We arrived at Halong Bay after a treacherous 4 hour bus ride from Hanoi on 1-lane roads with many narrow accident misses.  Our tour guide and boat team helped us navigate the hectic bay and make the way to our Junk Boat.  One of the cool things about Halong Bay is the number of interesting boats.  There are plenty of authentic Junk Boats operated by tour operators that give the bay an authentic Vietnamese feel.  Each boat has lodging available for guests and staff, as well as a kitchen, a dining room, and a sun bathing deck.  Families and crew live onboard.  They work to make each guest's experience relaxing.  It was a like a mini-cruise ship experience.  Throughout our trip we had excellent views of the numerous limestone islands.  Megan and I enjoyed hanging out with the little kids living on board.  There was a cute 2 year old girl who enjoyed playing with our food and a 5 year old little boy who loved playing soccer with us.       

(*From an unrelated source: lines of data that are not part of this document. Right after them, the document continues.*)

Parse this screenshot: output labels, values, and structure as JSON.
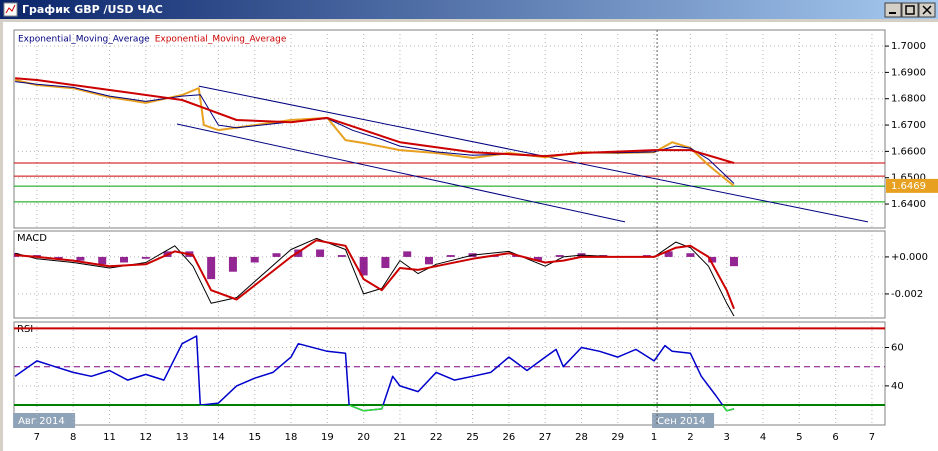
{
  "window_title": "График GBP /USD ЧАС",
  "chart_data": [
    {
      "type": "line",
      "grid": true,
      "xlim": [
        -0.63,
        23.36
      ],
      "xticks": [
        {
          "value": 0,
          "label": "7"
        },
        {
          "value": 1,
          "label": "8"
        },
        {
          "value": 2,
          "label": "11"
        },
        {
          "value": 3,
          "label": "12"
        },
        {
          "value": 4,
          "label": "13"
        },
        {
          "value": 5,
          "label": "14"
        },
        {
          "value": 6,
          "label": "15"
        },
        {
          "value": 7,
          "label": "18"
        },
        {
          "value": 8,
          "label": "19"
        },
        {
          "value": 9,
          "label": "20"
        },
        {
          "value": 10,
          "label": "21"
        },
        {
          "value": 11,
          "label": "22"
        },
        {
          "value": 12,
          "label": "25"
        },
        {
          "value": 13,
          "label": "26"
        },
        {
          "value": 14,
          "label": "27"
        },
        {
          "value": 15,
          "label": "28"
        },
        {
          "value": 16,
          "label": "29"
        },
        {
          "value": 17,
          "label": "1"
        },
        {
          "value": 18,
          "label": "2"
        },
        {
          "value": 19,
          "label": "3"
        },
        {
          "value": 20,
          "label": "4"
        },
        {
          "value": 21,
          "label": "5"
        },
        {
          "value": 22,
          "label": "6"
        },
        {
          "value": 23,
          "label": "7"
        }
      ],
      "period_labels": [
        {
          "value": -0.6,
          "label": "Авг 2014"
        },
        {
          "value": 17,
          "label": "Сен 2014"
        }
      ],
      "ylim": [
        1.6309,
        1.7061
      ],
      "yticks": [
        {
          "value": 1.7,
          "label": "1.7000"
        },
        {
          "value": 1.69,
          "label": "1.6900"
        },
        {
          "value": 1.68,
          "label": "1.6800"
        },
        {
          "value": 1.67,
          "label": "1.6700"
        },
        {
          "value": 1.66,
          "label": "1.6600"
        },
        {
          "value": 1.65,
          "label": "1.6500"
        },
        {
          "value": 1.64,
          "label": "1.6400"
        }
      ],
      "color": "#e8a020",
      "x": [
        -0.6,
        0,
        1,
        2,
        3,
        4,
        4.46,
        4.6,
        5,
        6,
        7,
        8,
        8.5,
        9,
        10,
        11,
        12,
        13,
        14,
        15,
        16,
        17,
        17.5,
        18,
        18.5,
        19,
        19.2
      ],
      "values": [
        1.6871,
        1.6852,
        1.684,
        1.6806,
        1.6784,
        1.6814,
        1.684,
        1.67,
        1.6681,
        1.67,
        1.6719,
        1.6727,
        1.6643,
        1.6632,
        1.6605,
        1.6594,
        1.6575,
        1.6594,
        1.6578,
        1.6597,
        1.6594,
        1.6597,
        1.6635,
        1.6613,
        1.6548,
        1.6491,
        1.6469
      ],
      "last_price": 1.6469,
      "series": [
        {
          "name": "Exponential_Moving_Average",
          "color": "#000080",
          "x": [
            -0.6,
            0,
            1,
            2,
            3,
            4,
            4.5,
            5,
            5.5,
            7,
            8,
            8.7,
            9.5,
            10,
            11,
            12,
            13,
            14,
            15,
            16,
            17,
            17.6,
            18,
            18.5,
            19.2
          ],
          "values": [
            1.6865,
            1.6855,
            1.6843,
            1.681,
            1.679,
            1.681,
            1.6815,
            1.67,
            1.669,
            1.6712,
            1.6725,
            1.668,
            1.6645,
            1.662,
            1.6598,
            1.6585,
            1.659,
            1.6583,
            1.6595,
            1.6595,
            1.6598,
            1.662,
            1.6612,
            1.657,
            1.6478
          ]
        },
        {
          "name": "Exponential_Moving_Average",
          "color": "#cc0000",
          "x": [
            -0.6,
            0,
            2,
            4,
            4.6,
            5.5,
            7,
            8,
            9,
            10,
            12,
            14,
            15,
            17,
            18,
            19.2
          ],
          "values": [
            1.6878,
            1.6871,
            1.6833,
            1.6795,
            1.6765,
            1.6719,
            1.6711,
            1.6727,
            1.6681,
            1.6635,
            1.6597,
            1.6582,
            1.6594,
            1.6605,
            1.6605,
            1.6556
          ]
        }
      ],
      "levels": [
        {
          "value": 1.6556,
          "color": "#cc0000"
        },
        {
          "value": 1.6506,
          "color": "#cc0000"
        },
        {
          "value": 1.6468,
          "color": "#00a000"
        },
        {
          "value": 1.6408,
          "color": "#00a000"
        }
      ],
      "channels": [
        {
          "x": [
            4.46,
            22.89
          ],
          "values": [
            1.6848,
            1.6332
          ]
        },
        {
          "x": [
            3.86,
            16.2
          ],
          "values": [
            1.6704,
            1.6332
          ]
        }
      ],
      "channel_color": "#000080"
    },
    {
      "type": "macd",
      "title": "MACD",
      "grid": true,
      "ylim": [
        -0.0033,
        0.0014
      ],
      "yticks": [
        {
          "value": 0,
          "label": "+0.000"
        },
        {
          "value": -0.002,
          "label": "-0.002"
        }
      ],
      "histogram": {
        "color": "#800080",
        "x": [
          -0.6,
          0,
          0.6,
          1.2,
          1.8,
          2.4,
          3.0,
          3.6,
          4.2,
          4.8,
          5.4,
          6.0,
          6.6,
          7.2,
          7.8,
          8.4,
          9.0,
          9.6,
          10.2,
          10.8,
          11.4,
          12.0,
          12.6,
          13.2,
          13.8,
          14.4,
          15.0,
          15.6,
          16.2,
          16.8,
          17.4,
          18.0,
          18.6,
          19.2
        ],
        "values": [
          0.0002,
          0.0001,
          -0.0001,
          -0.0002,
          -0.0004,
          -0.0003,
          -0.0001,
          0.0003,
          0.0003,
          -0.0012,
          -0.0008,
          -0.0003,
          0.0002,
          0.0004,
          0.0004,
          0.0001,
          -0.001,
          -0.0006,
          0.0003,
          -0.0004,
          0.0001,
          0.0002,
          0.0001,
          0.0001,
          -0.0002,
          0.0001,
          0.0002,
          0.0001,
          0,
          0.0001,
          0.0003,
          0.0002,
          -0.0003,
          -0.0005
        ]
      },
      "x": [
        -0.6,
        0,
        1,
        2,
        3,
        3.8,
        4.3,
        4.8,
        5.5,
        7,
        7.7,
        8.5,
        9,
        9.5,
        10,
        10.5,
        11,
        12,
        13,
        14,
        14.5,
        15,
        16,
        17,
        17.6,
        18,
        18.5,
        19,
        19.2
      ],
      "lines": [
        {
          "color": "#000000",
          "values": [
            0.0002,
            -0.0001,
            -0.0003,
            -0.0006,
            -0.0003,
            0.0006,
            -0.0005,
            -0.0025,
            -0.0022,
            0.0004,
            0.001,
            0.0004,
            -0.002,
            -0.0017,
            -0.0002,
            -0.0009,
            -0.0004,
            0.0001,
            0.0003,
            -0.0005,
            0,
            0.0001,
            0,
            0,
            0.0008,
            0.0005,
            -0.0005,
            -0.0025,
            -0.0032
          ]
        },
        {
          "color": "#cc0000",
          "values": [
            0.0001,
            0,
            -0.0002,
            -0.0005,
            -0.0004,
            0.0003,
            0.0001,
            -0.0018,
            -0.0023,
            0,
            0.0009,
            0.0006,
            -0.0012,
            -0.0018,
            -0.0006,
            -0.0007,
            -0.0005,
            -0.0001,
            0.0002,
            -0.0003,
            -0.0002,
            0,
            0,
            0,
            0.0005,
            0.0006,
            0,
            -0.0018,
            -0.0028
          ]
        }
      ]
    },
    {
      "type": "rsi",
      "title": "RSI",
      "grid": true,
      "ylim": [
        19.6,
        73.3
      ],
      "yticks": [
        60,
        40
      ],
      "color": "#0000cc",
      "oversold_color": "#33dd33",
      "x": [
        -0.6,
        0,
        0.5,
        1,
        1.5,
        2,
        2.5,
        3,
        3.5,
        4,
        4.4,
        4.5,
        5,
        5.5,
        6,
        6.5,
        7,
        7.2,
        8,
        8.5,
        8.6,
        9,
        9.5,
        9.8,
        10,
        10.5,
        11,
        11.5,
        12,
        12.5,
        13,
        13.5,
        14,
        14.3,
        14.5,
        15,
        15.5,
        16,
        16.5,
        17,
        17.3,
        17.5,
        18,
        18.3,
        18.7,
        19,
        19.2
      ],
      "values": [
        45,
        53,
        50,
        47,
        45,
        48,
        43,
        46,
        43,
        62,
        66,
        30,
        31,
        40,
        44,
        47,
        55,
        62,
        58,
        57,
        30,
        27,
        28,
        45,
        40,
        37,
        47,
        43,
        45,
        47,
        55,
        48,
        55,
        59,
        50,
        60,
        58,
        55,
        59,
        53,
        61,
        58,
        57,
        45,
        35,
        27,
        28
      ],
      "levels": [
        {
          "value": 70,
          "color": "#cc0000",
          "dash": false
        },
        {
          "value": 50,
          "color": "#800080",
          "dash": true
        },
        {
          "value": 30,
          "color": "#008000",
          "dash": false
        }
      ]
    }
  ]
}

Panorama of the bay from our boat.
Good friends and food

We also met some interesting travelers from all over the world.  There were couples from Germany, France, Ireland and two other couples from the US.  Although it sounds like a "couples retreat" it wasn't all that bad.  People shared war stories from their travels and tips on what to do and see in the region.  We enjoyed drinking and getting to know the Irish folks Alex and Sarah.  The family from the US was great, they taught us a bunch about Vietnamese food and were real fun to spend time with.  Throughout the cruise we were feed really well.  The food quality was solid and the variety of Asian cuisines was nice.  Some of the highlights were: grilled fish, fried shrimp balls, and spring rolls.  It was impressive how excellent the meals were despite the limitations of a small kitchen and boat supplies.   We also enjoyed attentive and inventive bar service.

Adventures on the Bay

Exploring a cave in Halong Bay.
While on the bay we were able to explore the beautiful sights up close.  We had opportunities to kayak at dusk and dawn.  At dusk we entered a peaceful cove that was inhabited by adventurous monkeys.  We got up close and personal with them as they climbed down the jagged limestone cliffs to check us out.  The setting was movie-like in its serene lush aesthetics.  We also were able to kayak around the floating villages of fish and oyster farms.  It was fascinating to the see the juxtaposition of the gritty shanties next to the beautiful abundance of the bay.  While life may be beautiful for the locals it was certainly not easy.
Many of the limestone islands also had interesting caves.  We toured the largest one and were treated to fascinating sights of geological formations.  Our tour guide was hilariously inventive with the animal shapes he saw in the rocks.  Some of his greatest finds were: a lucky turtle, a dragon, a shark, and kissing chickens.  We hiked to the top of one of the islands to get a great panorama of the Bay. 

Boats in the Bay in the early morning

The gritty boating villages in the Bay.
Cat Ba Island Fever

On the last full day of our trip we visited Cat Ba island which neighbors Halong Bay.  There we biked through the country side and saw farms, jungles, mountains and villages all on the same island.  The highlight for me was channeling my inner Tarzan as I climbed a mountain side using a few footholds and ginormous tree roots.  We spent the night in Cat Ba city which isn't much to blog about.  The rainy weather (really the only bad weather we've had in all our weekend trips) was a bit of a downer but even without it there seemed to be little to do and see during non-peak season. 
Climbing the caves in Cat Ba's jungles, using only
tree branches and rocky make-shift footholds.
On the beach taking a break from kayaking.
Conclusion

Seeing Halong Bay was great.  There was a bit of adventure but the main benefits were good service and seeing one of the most beautiful and unique places in the world.  It is definitely worth the trip.